A Narrow and Uncharitable View of the Pope’s Impact on the Communist World

John Paul II Lech Walesa.jpg
John Paul II and Lech Walesa, January 15, 1981

Washington Post columnist Marc Fisher offers a corrective in Slate to some of the inflated claims of the role of Pope John Paul II in the collapse of communism in Europe. Although claiming to see the bigger picture, the piece is remarkably myopic. Fisher draws entirely on the experience of the people of Germany, who smashed down their wall. As he writes, “No one I spoke to in Leipzig that night mentioned the pope.”

I always asked: Why are you doing this? And the answers came in a torrent, as if decades of silence had been unplugged. Especially in East Germany, where almost everyone could watch West German TV (though they had to keep the volume way down because it was strictly verboten to watch, and if the neighbor heard, there could be trouble), people talked about their jealousy for the material goods that Westerners enjoyed–the clothes, the shoes, the cars, the food. They talked about their dreams of traveling outside the Soviet Bloc and about the hopes–mainly for a particular career or area of study–they’d had when they were young. And they talked about the freedom to say what they wanted or to teach their children about realities other than what the socialist state had ordained.

Many people showed remarkable courage, as well as an intuitive grasp of complex issues in game theory. After all, the most important chant in Leipzig and Dresden was not “Kommunisten ‘raus!” (“Communists Out!”) but “Auf die Strasse!” (“Onto the street!”). They knew that the more people who could be mobilized to join the protests, the lower the chance that any one of them would be punished, and the greater the chance (as well as the chants) that yet more would join.

But …. it was events in Poland that showed that one could stand up to the Communists, that there were a lot more of “us” than there were of “them.” No one can reasonably deny the impact of the Catholic Church in Poland in demonstrating the hollowness of the People’s State. The impact was systemic and was felt, indirectly to be sure, in virtually everything that followed. (And we shouldn’t forget the influence of the Hungarians, who pressured their government to allow the East Germans who had poured into their country to cross freely into Austria.)

Fisher acknowledges that influence, but then for some reason suggests that to acknowledge it is to imply that nothing else mattered:

This week, it’s been a given in most of the tributes to the pope that he was fully or at least largely responsible for the fall of communism and the collapse of the Soviet empire. And surely, this pope’s firm and insistently communicated stand for freedom inspired his fellow Poles to rise up against the regime that controlled their country.

But elsewhere in the old Eastern Bloc, the pope’s impact was at least a couple of steps removed from the courageous decisions that ordinary people made to head out onto the streets and march in protests that they fully expected would be met with absolute resistance from the Soviet forces and their local puppets.

In other words, many people demonstrated their courage.
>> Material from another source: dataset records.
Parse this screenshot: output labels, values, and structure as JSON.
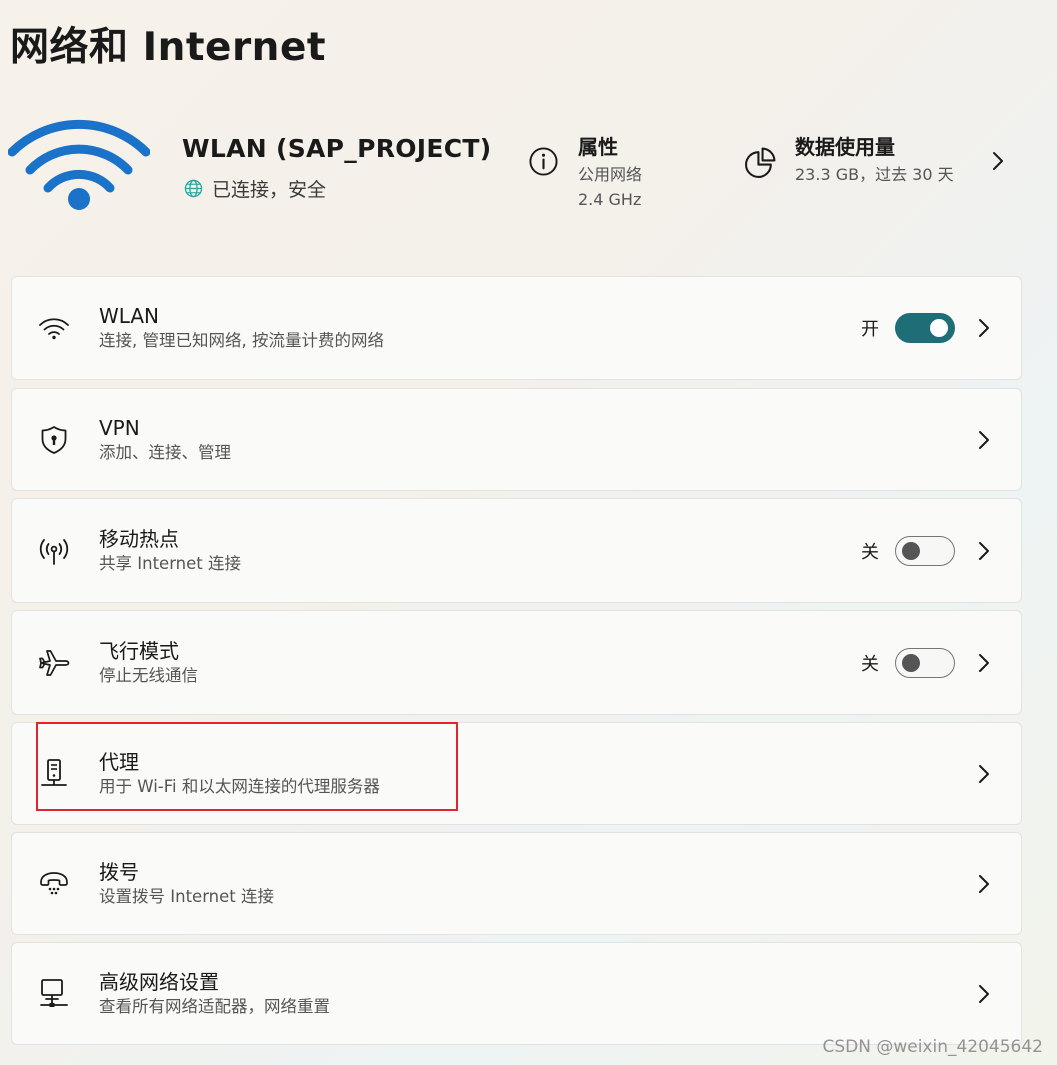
{
  "page": {
    "title": "网络和 Internet"
  },
  "connection": {
    "name": "WLAN (SAP_PROJECT)",
    "status": "已连接，安全",
    "icon": "wifi-full-icon"
  },
  "properties": {
    "title": "属性",
    "network_type": "公用网络",
    "band": "2.4 GHz",
    "icon": "info-icon"
  },
  "data_usage": {
    "title": "数据使用量",
    "value": "23.3 GB，过去 30 天",
    "icon": "pie-chart-icon"
  },
  "settings": [
    {
      "id": "wlan",
      "title": "WLAN",
      "subtitle": "连接, 管理已知网络, 按流量计费的网络",
      "icon": "wifi-icon",
      "toggle": true,
      "state": "开",
      "on": true
    },
    {
      "id": "vpn",
      "title": "VPN",
      "subtitle": "添加、连接、管理",
      "icon": "shield-icon",
      "toggle": false
    },
    {
      "id": "hotspot",
      "title": "移动热点",
      "subtitle": "共享 Internet 连接",
      "icon": "hotspot-icon",
      "toggle": true,
      "state": "关",
      "on": false
    },
    {
      "id": "airplane",
      "title": "飞行模式",
      "subtitle": "停止无线通信",
      "icon": "airplane-icon",
      "toggle": true,
      "state": "关",
      "on": false
    },
    {
      "id": "proxy",
      "title": "代理",
      "subtitle": "用于 Wi-Fi 和以太网连接的代理服务器",
      "icon": "proxy-server-icon",
      "toggle": false
    },
    {
      "id": "dialup",
      "title": "拨号",
      "subtitle": "设置拨号 Internet 连接",
      "icon": "phone-icon",
      "toggle": false
    },
    {
      "id": "advanced",
      "title": "高级网络设置",
      "subtitle": "查看所有网络适配器，网络重置",
      "icon": "network-computer-icon",
      "toggle": false
    }
  ],
  "colors": {
    "accent": "#1e6e77",
    "wifi_blue": "#1a73c8",
    "highlight": "#e3242b"
  },
  "watermark": "CSDN @weixin_42045642"
}
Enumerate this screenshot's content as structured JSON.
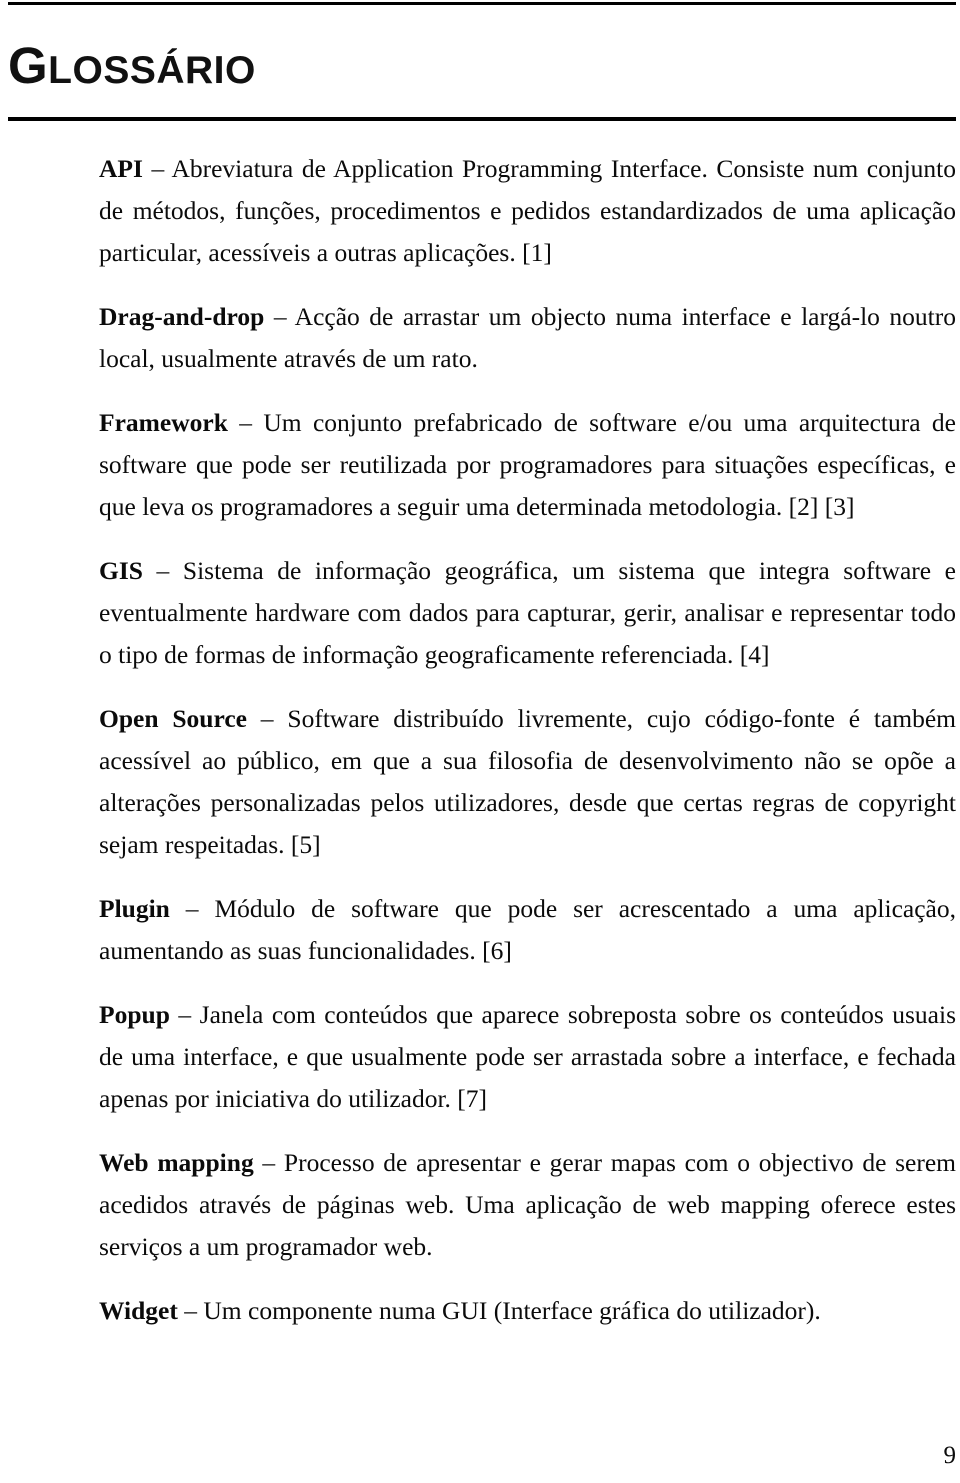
{
  "document": {
    "title": "GLOSSÁRIO",
    "title_first_letter": "G",
    "title_rest": "LOSSÁRIO",
    "page_number": "9"
  },
  "entries": [
    {
      "term": "API",
      "dash": " – ",
      "definition": "Abreviatura de Application Programming Interface. Consiste num conjunto de métodos, funções, procedimentos e pedidos estandardizados de uma aplicação particular, acessíveis a outras aplicações. [1]",
      "reference": "[1]"
    },
    {
      "term": "Drag-and-drop",
      "dash": " – ",
      "definition": "Acção de arrastar um objecto numa interface e largá-lo noutro local, usualmente através de um rato.",
      "reference": ""
    },
    {
      "term": "Framework",
      "dash": " – ",
      "definition": "Um conjunto prefabricado de software e/ou uma arquitectura de software que pode ser reutilizada por programadores para situações específicas, e que leva os programadores a seguir uma determinada metodologia. [2] [3]",
      "reference": "[2] [3]"
    },
    {
      "term": "GIS",
      "dash": " – ",
      "definition": "Sistema de informação geográfica, um sistema que integra software e eventualmente hardware com dados para capturar, gerir, analisar e representar todo o tipo de formas de informação geograficamente referenciada. [4]",
      "reference": "[4]"
    },
    {
      "term": "Open Source",
      "dash": " – ",
      "definition": "Software distribuído livremente, cujo código-fonte é também acessível ao público, em que a sua filosofia de desenvolvimento não se opõe a alterações personalizadas pelos utilizadores, desde que certas regras de copyright sejam respeitadas. [5]",
      "reference": "[5]"
    },
    {
      "term": "Plugin",
      "dash": " – ",
      "definition": "Módulo de software que pode ser acrescentado a uma aplicação, aumentando as suas funcionalidades. [6]",
      "reference": "[6]"
    },
    {
      "term": "Popup",
      "dash": " – ",
      "definition": "Janela com conteúdos que aparece sobreposta sobre os conteúdos usuais de uma interface, e que usualmente pode ser arrastada sobre a interface, e fechada apenas por iniciativa do utilizador. [7]",
      "reference": "[7]"
    },
    {
      "term": "Web mapping",
      "dash": " – ",
      "definition": "Processo de apresentar e gerar mapas com o objectivo de serem acedidos através de páginas web. Uma aplicação de web mapping oferece estes serviços a um programador web.",
      "reference": ""
    },
    {
      "term": "Widget",
      "dash": " – ",
      "definition": "Um componente numa GUI (Interface gráfica do utilizador).",
      "reference": ""
    }
  ]
}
Perhaps in Germany, among those with whom Fisher met, “No one I spoke to in Leipzig that night mentioned the pope.” But that does not mean that he had no influence on them. Acknowledging that they also showed their own courage does not diminish the influence for good of John Paul II. No, he did not wrestle Communist tyranny to the ground single handedly. But he did put his considerable resources and energy into showing that it could be defeated. I will always remember him with fondness for his courage and effectiveness in staring down Communism and helping millions of people to escape from tyranny.